SUNNYSIDE — In 2019, members of the Sunnyside City Council created a transportation benefit district. Now they’re hoping voters will approve a sales tax to fund it.

Ballots for the Aug. 4 primary include a proposition for a sales tax of up to two-tenths of 1% on retail sales in Sunnyside to be collected within the district for 10 years. The sales tax would pay for or finance costs of transportation improvement projects identified in the City of Sunnyside Transportation Improvement Program for 2021-26, which was passed at a public hearing July 13.

The current sales tax in Sunnyside is 8%, which includes state, county and city rates, City Manager Martin Casey said in an email. If the proposition passes, the tax would increase to 8.2%.

Voters are asked: Should this proposition be approved?

To pass, the proposition must receive a “yes” from a simple majority (50%) of eligible voters plus 1. There are 43,640 registered voters in the transportation benefit district, according to the Yakima County Elections Office. The district takes in an area slightly larger than the city of Sunnyside.

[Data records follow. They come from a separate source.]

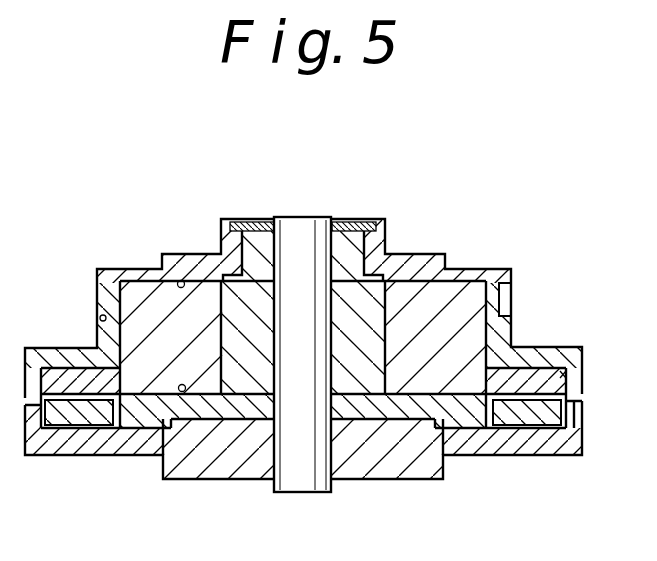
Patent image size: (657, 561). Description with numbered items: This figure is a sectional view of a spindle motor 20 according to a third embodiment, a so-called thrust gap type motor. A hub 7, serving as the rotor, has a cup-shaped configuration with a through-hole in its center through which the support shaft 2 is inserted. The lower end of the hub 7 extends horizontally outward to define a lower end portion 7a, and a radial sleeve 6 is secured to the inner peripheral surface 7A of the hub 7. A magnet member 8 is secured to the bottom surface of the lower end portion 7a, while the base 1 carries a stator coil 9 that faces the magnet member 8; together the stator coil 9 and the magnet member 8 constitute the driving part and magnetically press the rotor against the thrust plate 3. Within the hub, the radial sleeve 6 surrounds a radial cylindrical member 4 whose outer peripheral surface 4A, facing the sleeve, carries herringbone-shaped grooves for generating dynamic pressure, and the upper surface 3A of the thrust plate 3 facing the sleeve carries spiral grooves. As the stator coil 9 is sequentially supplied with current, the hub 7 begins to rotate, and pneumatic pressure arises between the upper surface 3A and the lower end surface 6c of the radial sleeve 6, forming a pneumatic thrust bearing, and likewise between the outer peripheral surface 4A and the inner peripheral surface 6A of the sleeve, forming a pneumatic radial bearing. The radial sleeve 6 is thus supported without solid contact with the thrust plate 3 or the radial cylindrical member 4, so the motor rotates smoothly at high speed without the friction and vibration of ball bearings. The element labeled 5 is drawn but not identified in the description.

The base 1 is at (175, 481).
The support shaft 2 is at (320, 491).
The thrust plate 3 is at (262, 410).
The upper surface of the thrust plate 3A is at (160, 447).
The radial cylindrical member 4 is at (368, 368).
The outer peripheral surface of the radial cylindrical member 4A is at (389, 300).
The seal 5 is at (258, 224).
The radial sleeve 6 is at (450, 298).
The inner peripheral surface of the radial sleeve 6A is at (222, 322).
The lower end surface of the radial sleeve 6c is at (161, 447).
The hub 7 is at (140, 270).
The inner peripheral surface of the hub 7A is at (180, 280).
The lower end portion of the hub 7a is at (541, 345).
The magnet member 8 is at (562, 375).
The stator coil 9 is at (545, 420).
The spindle motor 20 is at (320, 212).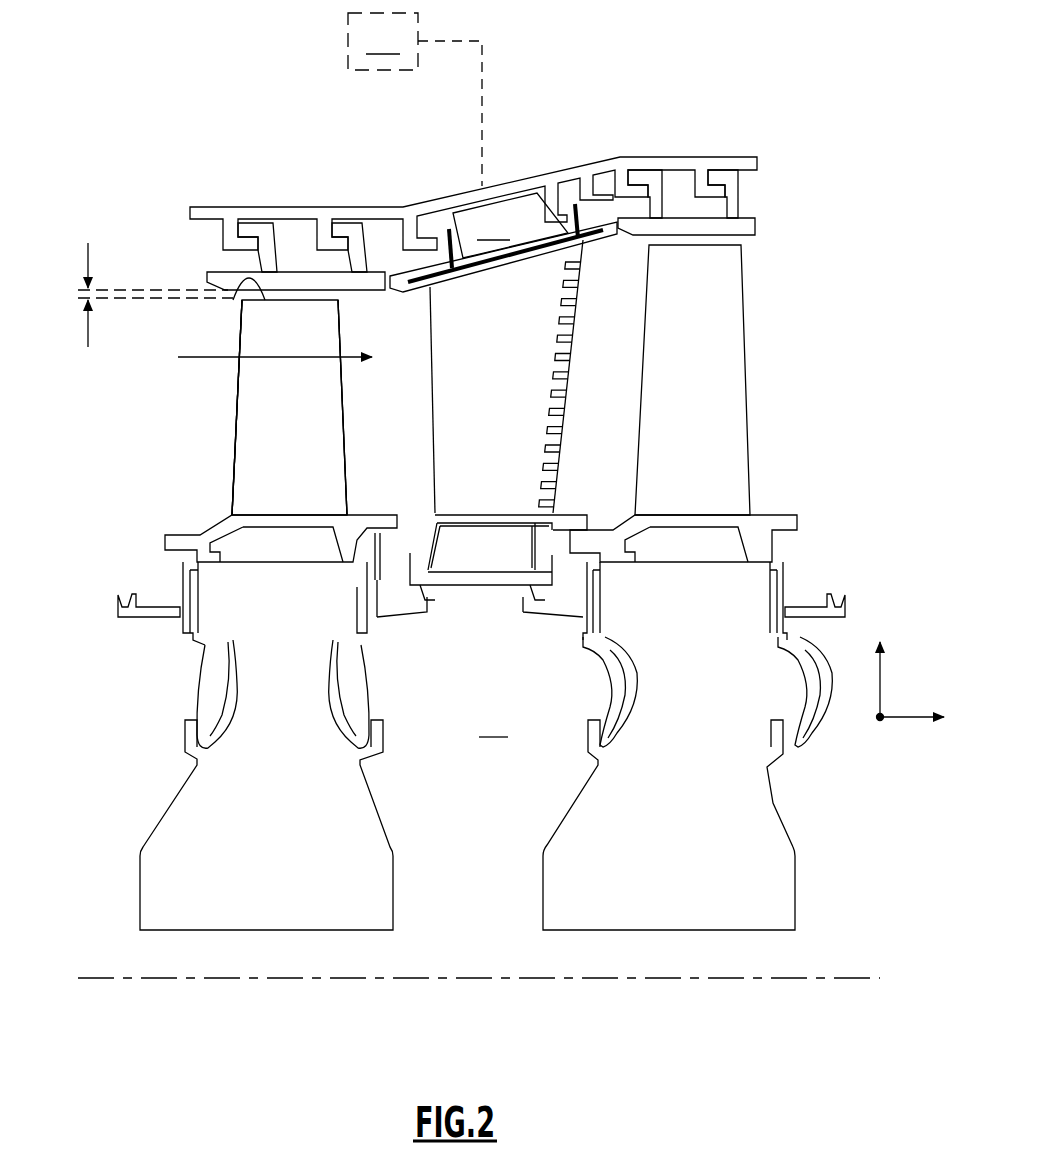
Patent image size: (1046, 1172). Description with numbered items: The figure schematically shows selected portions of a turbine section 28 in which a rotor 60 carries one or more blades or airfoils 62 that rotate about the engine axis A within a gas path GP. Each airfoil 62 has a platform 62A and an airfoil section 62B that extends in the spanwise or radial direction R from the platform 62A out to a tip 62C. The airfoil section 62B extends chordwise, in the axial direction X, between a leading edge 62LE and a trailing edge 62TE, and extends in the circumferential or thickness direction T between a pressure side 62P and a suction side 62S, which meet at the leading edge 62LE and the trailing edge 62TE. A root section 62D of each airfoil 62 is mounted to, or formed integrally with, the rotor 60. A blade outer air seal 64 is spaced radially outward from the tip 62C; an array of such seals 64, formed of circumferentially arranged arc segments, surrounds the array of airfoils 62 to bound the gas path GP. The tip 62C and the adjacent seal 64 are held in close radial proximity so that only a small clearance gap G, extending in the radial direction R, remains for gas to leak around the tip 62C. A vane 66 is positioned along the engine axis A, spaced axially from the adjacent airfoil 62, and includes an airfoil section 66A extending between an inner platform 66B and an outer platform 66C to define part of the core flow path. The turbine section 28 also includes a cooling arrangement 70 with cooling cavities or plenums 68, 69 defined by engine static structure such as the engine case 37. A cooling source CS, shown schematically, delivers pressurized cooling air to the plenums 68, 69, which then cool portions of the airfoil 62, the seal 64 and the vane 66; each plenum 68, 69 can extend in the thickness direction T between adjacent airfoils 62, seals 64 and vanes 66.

The turbine section 28 is at (111, 148).
The engine case 37 is at (249, 206).
The rotor 60 is at (160, 817).
The airfoil 62 is at (470, 496).
The platform 62A is at (200, 533).
The airfoil section 62B is at (265, 412).
The tip 62C is at (233, 301).
The root section 62D is at (218, 609).
The leading edge 62LE is at (232, 453).
The trailing edge 62TE is at (348, 457).
The pressure side 62P is at (255, 490).
The suction side 62S is at (342, 407).
The blade outer air seal 64 is at (205, 278).
The vane 66 is at (512, 428).
The airfoil section 66A is at (520, 460).
The inner platform 66B is at (573, 512).
The outer platform 66C is at (589, 245).
The cooling cavity or plenum 68 is at (284, 244).
The cooling cavity or plenum 69 is at (495, 724).
The cooling arrangement 70 is at (473, 162).
The cooling source CS is at (415, 99).
The clearance gap G is at (87, 252).
The gas path GP is at (190, 357).
The engine axis A is at (835, 978).
The radial direction R is at (892, 673).
The axial direction X is at (921, 719).
The thickness direction T is at (878, 720).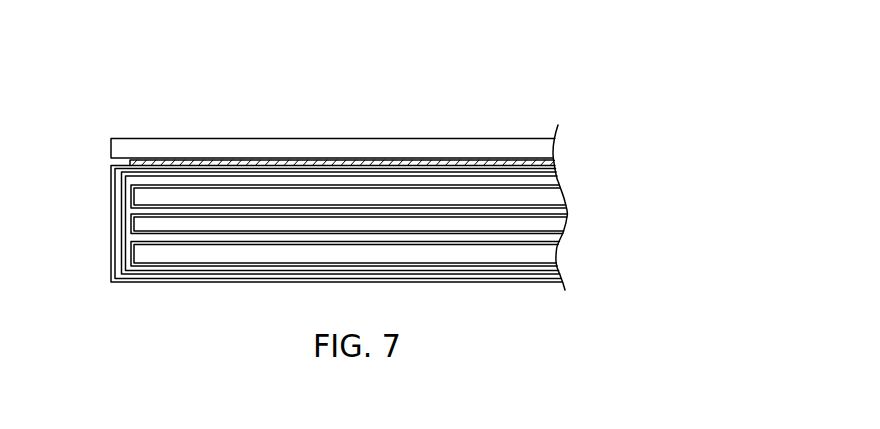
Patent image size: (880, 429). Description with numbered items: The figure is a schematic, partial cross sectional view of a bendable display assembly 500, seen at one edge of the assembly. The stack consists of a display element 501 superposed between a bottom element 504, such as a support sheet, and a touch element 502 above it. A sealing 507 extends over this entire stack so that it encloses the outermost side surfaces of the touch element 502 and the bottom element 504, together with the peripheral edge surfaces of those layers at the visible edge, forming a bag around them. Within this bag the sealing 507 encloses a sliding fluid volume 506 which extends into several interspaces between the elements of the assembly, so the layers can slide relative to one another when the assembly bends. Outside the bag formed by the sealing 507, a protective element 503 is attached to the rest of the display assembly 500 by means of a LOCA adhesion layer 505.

The display assembly 500 is at (118, 75).
The display element 501 is at (233, 222).
The touch element 502 is at (290, 186).
The protective element 503 is at (302, 150).
The bottom element 504 is at (285, 253).
The LOCA adhesion layer 505 is at (403, 162).
The sliding fluid volume 506 is at (125, 235).
The sealing 507 is at (115, 208).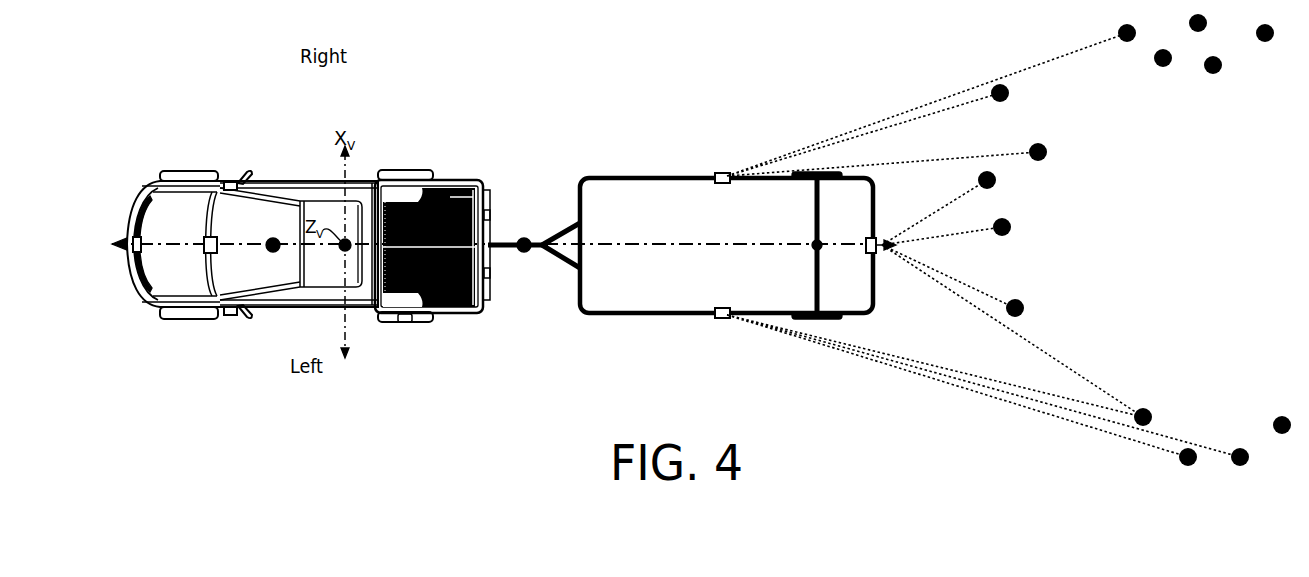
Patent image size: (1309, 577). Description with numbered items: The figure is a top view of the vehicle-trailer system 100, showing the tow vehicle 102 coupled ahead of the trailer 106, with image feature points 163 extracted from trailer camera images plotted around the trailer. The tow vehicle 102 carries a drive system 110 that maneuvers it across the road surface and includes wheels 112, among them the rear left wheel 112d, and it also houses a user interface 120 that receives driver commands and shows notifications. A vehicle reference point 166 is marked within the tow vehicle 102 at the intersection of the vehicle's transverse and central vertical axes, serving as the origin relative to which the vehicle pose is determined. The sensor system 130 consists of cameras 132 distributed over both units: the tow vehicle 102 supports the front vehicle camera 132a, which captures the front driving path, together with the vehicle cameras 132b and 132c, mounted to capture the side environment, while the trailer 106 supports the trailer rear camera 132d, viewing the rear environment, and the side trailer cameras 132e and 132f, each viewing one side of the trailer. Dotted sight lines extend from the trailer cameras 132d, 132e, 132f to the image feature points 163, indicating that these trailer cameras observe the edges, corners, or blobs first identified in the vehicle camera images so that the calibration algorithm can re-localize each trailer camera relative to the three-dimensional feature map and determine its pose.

The vehicle-trailer system 100 is at (499, 59).
The tow vehicle 102 is at (168, 165).
The trailer 106 is at (713, 159).
The drive system 110 is at (404, 345).
The wheel 112 is at (404, 345).
The rear left wheel 112d is at (405, 322).
The user interface 120 is at (234, 229).
The sensor system 130 is at (490, 248).
The camera 132 is at (467, 251).
The front vehicle camera 132a is at (127, 238).
The vehicle camera 132b is at (236, 178).
The side vehicle camera 132c is at (233, 317).
The trailer rear camera 132d is at (867, 247).
The side trailer camera 132e is at (722, 184).
The side trailer camera 132f is at (717, 317).
The image feature point 163 is at (1127, 42).
The vehicle reference point 166 is at (268, 250).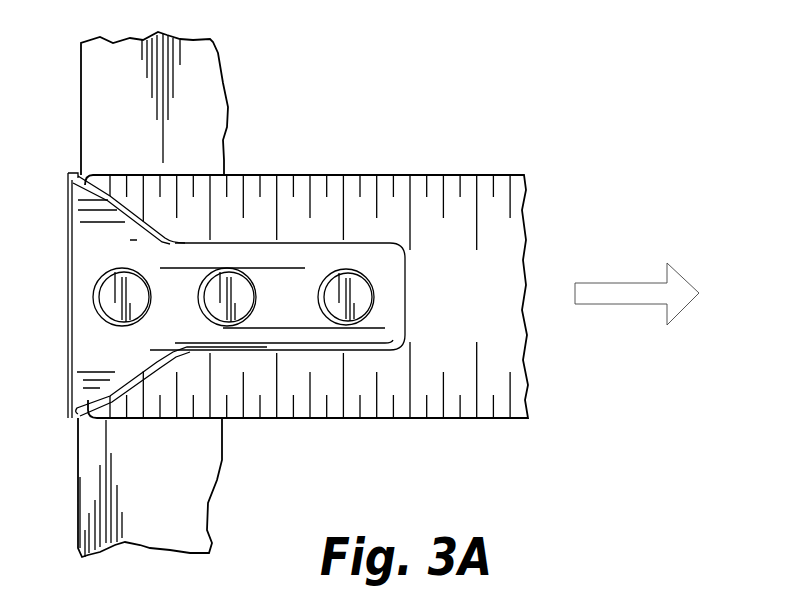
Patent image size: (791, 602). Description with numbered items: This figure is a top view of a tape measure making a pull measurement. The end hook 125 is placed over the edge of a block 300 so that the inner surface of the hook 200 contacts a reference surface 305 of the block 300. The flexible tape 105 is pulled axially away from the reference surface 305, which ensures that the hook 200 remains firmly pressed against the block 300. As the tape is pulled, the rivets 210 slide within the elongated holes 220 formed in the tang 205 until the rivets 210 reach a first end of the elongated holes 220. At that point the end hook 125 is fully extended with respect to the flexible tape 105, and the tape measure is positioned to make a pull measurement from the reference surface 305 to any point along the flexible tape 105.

The flexible tape 105 is at (452, 173).
The end hook 125 is at (80, 238).
The hook inner surface 200 is at (75, 423).
The tang 205 is at (270, 335).
The rivets 210 is at (363, 294).
The elongated holes 220 is at (322, 278).
The block 300 is at (189, 477).
The reference surface 305 is at (79, 95).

If approved, the new sales tax would generate an estimated $400,000 in annual revenue, according to a fact sheet Casey provided. Passage of the proposition would provide a funding source for 10 years for local transportation.

Maintaining city streets, alleys, bridges, sidewalks and gutters so they’re safe and usable is a constant and expensive responsibility for municipal leaders, who must pick and choose among projects due to funding constraints. Transportation benefit districts offer much-needed funding opportunities for those projects.

In creating the transportation benefit district, city officials had the option of imposing an annual vehicle fee, by majority vote of its governing board, up to the amount allowed by law (currently up to $30) without a public vote. Such districts also have other revenue options subject to voter approval.

Sunnyside leaders chose a sales tax to generate revenue, rather than a car tab fee, a possibility that’s come under increased scrutiny in recent years. In November, a majority of voters approved Initiative 976, which limits license fees for vehicles to $30, except for voter-approved charges. A lawsuit halted implementation, but city officials throughout Washington have already halted or curtailed transportation projects.

In Yakima, passage of I-976 halted a $15.5 million project to refurbish North First Street.

“Council discussed the options earlier this year before placing the sales tax proposal on the ballot,” Casey said. “In their deliberations, some council members expressed that voters had made clear their views on car tab fees and favored giving voters the choice whether to raise the sales tax rate.”